Occipital lobe infarct
Occipital lobe infarcts are traditionally attributed to vertebrobasilar disease. However, anatomical studies indicate that in some people the supply of the posterior cerebral artery is via the carotid system.
Jongen et al., retrospectively studied 212 conventional four-vessel cerebral angiograms. Eighteen subjects were excluded beforehand, because of vascular abnormalities causing important hemodynamic changes.

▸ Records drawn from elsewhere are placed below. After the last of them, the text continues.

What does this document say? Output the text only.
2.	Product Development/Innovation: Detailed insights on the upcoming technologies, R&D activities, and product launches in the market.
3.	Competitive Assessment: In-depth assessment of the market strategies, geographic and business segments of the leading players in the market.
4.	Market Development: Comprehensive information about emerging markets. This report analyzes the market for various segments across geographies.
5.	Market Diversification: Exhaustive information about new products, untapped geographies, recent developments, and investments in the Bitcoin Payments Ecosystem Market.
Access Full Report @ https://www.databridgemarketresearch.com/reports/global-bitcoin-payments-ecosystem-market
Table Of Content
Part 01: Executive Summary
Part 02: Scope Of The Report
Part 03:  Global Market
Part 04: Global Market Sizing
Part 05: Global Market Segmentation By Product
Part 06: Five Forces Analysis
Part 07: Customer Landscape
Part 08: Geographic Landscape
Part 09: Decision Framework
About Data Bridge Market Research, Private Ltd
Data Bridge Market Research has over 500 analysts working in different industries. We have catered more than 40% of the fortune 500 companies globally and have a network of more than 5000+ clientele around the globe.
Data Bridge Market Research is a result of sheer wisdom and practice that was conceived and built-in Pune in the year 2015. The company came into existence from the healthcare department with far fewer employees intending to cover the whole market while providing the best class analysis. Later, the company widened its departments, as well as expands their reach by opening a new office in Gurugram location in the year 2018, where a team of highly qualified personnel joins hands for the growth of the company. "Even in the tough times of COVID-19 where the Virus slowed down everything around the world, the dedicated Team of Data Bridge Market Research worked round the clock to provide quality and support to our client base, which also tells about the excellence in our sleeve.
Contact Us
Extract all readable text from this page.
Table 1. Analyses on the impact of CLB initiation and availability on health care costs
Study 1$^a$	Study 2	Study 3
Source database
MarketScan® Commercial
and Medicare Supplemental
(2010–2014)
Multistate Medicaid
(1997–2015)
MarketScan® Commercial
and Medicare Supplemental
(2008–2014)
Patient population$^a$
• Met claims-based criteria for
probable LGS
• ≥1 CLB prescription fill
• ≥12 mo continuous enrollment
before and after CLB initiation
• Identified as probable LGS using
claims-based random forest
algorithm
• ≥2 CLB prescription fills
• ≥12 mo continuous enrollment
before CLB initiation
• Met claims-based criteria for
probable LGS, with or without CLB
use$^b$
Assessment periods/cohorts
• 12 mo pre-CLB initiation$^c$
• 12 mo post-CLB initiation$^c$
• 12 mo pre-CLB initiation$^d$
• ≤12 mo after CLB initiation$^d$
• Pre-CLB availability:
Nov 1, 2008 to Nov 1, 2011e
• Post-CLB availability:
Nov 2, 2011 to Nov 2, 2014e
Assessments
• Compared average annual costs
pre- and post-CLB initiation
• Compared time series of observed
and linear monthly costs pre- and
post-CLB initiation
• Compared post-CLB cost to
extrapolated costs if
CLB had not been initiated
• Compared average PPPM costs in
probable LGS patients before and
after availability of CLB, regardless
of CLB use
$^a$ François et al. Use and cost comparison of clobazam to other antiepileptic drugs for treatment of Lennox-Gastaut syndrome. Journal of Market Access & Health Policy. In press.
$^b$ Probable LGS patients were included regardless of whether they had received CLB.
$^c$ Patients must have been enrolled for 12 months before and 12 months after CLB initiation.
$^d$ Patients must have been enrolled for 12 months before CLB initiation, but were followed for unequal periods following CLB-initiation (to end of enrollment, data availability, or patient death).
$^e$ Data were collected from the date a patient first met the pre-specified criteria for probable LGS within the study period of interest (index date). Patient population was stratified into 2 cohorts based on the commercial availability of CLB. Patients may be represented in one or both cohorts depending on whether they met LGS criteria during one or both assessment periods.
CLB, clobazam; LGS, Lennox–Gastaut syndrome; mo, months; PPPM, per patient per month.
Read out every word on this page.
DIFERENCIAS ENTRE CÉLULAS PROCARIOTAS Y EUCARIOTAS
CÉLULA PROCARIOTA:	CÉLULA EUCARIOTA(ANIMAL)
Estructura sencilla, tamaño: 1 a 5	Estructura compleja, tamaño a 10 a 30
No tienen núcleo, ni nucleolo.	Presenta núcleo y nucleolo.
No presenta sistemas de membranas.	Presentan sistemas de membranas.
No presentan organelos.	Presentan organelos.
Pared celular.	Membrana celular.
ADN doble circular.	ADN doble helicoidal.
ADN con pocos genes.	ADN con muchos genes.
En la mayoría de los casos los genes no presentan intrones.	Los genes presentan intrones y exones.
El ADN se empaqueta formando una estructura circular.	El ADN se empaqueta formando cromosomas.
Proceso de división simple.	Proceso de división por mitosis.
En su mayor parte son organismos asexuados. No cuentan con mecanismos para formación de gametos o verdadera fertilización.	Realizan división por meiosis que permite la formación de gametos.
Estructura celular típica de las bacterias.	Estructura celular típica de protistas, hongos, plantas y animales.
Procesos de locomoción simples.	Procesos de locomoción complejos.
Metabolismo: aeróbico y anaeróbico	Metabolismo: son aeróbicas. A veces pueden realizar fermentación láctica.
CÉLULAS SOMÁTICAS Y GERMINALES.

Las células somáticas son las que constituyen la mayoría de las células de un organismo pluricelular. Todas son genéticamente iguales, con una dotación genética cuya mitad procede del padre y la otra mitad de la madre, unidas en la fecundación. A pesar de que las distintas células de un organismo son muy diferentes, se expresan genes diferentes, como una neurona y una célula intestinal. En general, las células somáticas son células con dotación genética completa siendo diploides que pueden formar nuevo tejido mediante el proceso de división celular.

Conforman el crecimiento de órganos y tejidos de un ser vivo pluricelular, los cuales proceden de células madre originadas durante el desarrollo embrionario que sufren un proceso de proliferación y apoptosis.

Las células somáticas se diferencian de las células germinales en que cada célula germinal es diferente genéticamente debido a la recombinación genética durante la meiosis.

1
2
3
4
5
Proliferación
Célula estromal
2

They determined whether a fetal variant was present, and in other cases whether there was a functioning posterior communicating artery.
In 11 % of hemispheres the posterior cerebral artery was exclusively supplied by the internal carotid artery; in a further 46 % of hemispheres the internal carotid artery might contribute, via a patent posterior communicating artery. In 75 % of subjects the internal carotid artery contributed in at least one hemisphere to the blood flow of the posterior cerebral artery.
The implication of the findings is that an occipital lobe infarct can be caused by ipsilateral carotid disease in a proportion of cases between 10 and 60 %. This implies that carotid endarterectomy might be beneficial in some patients with severe carotid stenosis and infarction in the territory of the posterior cerebral artery 1).
Occipital lobe infarction caused by transtentorial herniation was described based on computed tomography findings in nine patients. The whole area of the occipital lobe was involved in five patients; some areas were spared in the others. Infarction other than the ipsilateral occipital lobe was seen in four areas of nine patients: the ispsilateral posterior limb of the internal capsule, contralateral Ammon's horn, and two contralateral occipital lobes. Hemorrhagic infarction was seen in two patients 2).
A 74-year-old man with vasculopathic risk factors presented to the emergency room with a chief complaint of peripheral vision loss resulting from an intracranial hemorrhage in his right parietal and occipital lobes. Urgent craniotomy and ventriculostomy led to a stable clinical condition with subsequent development of a crossed quadrant homonymous hemianopsia (checkerboard visual field) due to a new right parieto-occipital infarct superimposed on a prior left occipital infarct. This uncommon visual field defect represents juxtaposed homonymous quadrantanopias that produce a striking checkerboard appearance that is almost pathognomonic for bilateral occipital lesions 3).